Meiyun Lin, Larry W. Horowitz, Lu Hu, Wade Permar. Geophysical Research Letters. DOI: 10.1029/2024GL109369
Large, damaging wildfires are becoming a common occurrence in Canada, the Pacific Northwest, and California. Five of the most destructive wildfire seasons of the last half-century have occurred in the past seven years. These wildfires can cause significant air pollution: burning biomass emits hundreds of reactive gases, including nitrogen oxides, carbon monoxide, ammonia, and an array of volatile organic compounds.

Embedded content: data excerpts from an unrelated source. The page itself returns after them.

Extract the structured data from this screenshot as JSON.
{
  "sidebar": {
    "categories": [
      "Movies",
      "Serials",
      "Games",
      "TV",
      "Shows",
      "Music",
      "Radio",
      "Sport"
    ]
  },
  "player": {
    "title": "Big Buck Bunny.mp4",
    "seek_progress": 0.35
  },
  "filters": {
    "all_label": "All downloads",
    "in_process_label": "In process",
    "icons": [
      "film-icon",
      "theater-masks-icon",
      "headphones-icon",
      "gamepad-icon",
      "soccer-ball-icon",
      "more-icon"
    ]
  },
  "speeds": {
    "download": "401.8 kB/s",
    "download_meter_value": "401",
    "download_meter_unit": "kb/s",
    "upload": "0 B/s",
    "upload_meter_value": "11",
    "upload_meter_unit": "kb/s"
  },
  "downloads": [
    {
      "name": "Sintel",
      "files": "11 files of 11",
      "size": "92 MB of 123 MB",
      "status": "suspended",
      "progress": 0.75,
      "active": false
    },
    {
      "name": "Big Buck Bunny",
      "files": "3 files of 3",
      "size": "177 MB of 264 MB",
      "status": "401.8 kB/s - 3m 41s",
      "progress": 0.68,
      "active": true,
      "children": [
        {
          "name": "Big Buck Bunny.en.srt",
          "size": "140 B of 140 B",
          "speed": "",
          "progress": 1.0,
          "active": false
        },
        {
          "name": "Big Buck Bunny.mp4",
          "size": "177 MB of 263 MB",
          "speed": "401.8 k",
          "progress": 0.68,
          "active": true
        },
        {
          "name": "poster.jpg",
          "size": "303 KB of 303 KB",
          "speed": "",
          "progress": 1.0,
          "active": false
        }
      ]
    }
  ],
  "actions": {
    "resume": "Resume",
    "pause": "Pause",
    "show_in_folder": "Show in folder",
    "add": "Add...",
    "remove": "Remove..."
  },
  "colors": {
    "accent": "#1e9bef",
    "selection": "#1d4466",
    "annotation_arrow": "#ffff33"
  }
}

Wildfire smoke can travel long distances, affecting air quality in cities far from the source of the wildfire. Quantifying how this smoke contributes to the production of secondary air pollutants such as ozone is critical for U.S. air pollution policy. But the complex composition of wildfire smoke and the variable ways it interacts with light, temperature, and urban pollution makes it difficult to assess its impacts on ozone.
The authors analyzed how smoke from nearby fires (i.e. smoke that had taken less than a day to arrive at the study location) affects ozone formation. To assess this, the authors used data on western smoke plumes sampled by aircraft measurements during summer 2018. They found that near-fire smoke was associated with lesser production of ozone, thanks to the rapid conversion of nitrogen oxide emissions from wildfires to peroxyacetyl nitrate (PAN) and particulate nitrate.
Aged wildfire smoke, on the other hand, can increase levels of ozone in locations thousands of kilometers from the wildfire. The authors found that the long distances wildfire smoke travels from Canada to U.S. cities allows PAN to thermally decompose and increase the production of ozone. For cities in the path of this traveling smoke, O3 levels can increase by 5–25 parts per billion by volume (ppbv) on days when observed O3 levels exceed the EPA limit (70 ppbv).
To conduct this research, the authors used AM4VR, a new GFDL variable resolution global chemistry-climate model that provides detailed air quality and climate information for targeted U.S. regions. AM4VR provides spatial resolution that is more than 10 times finer than the global models used in the latest Intergovernmental Panel on Climate Change Report. This allows the authors to investigate interactions between urban pollution and smoke plumes from wildfires thousands of kilometers away.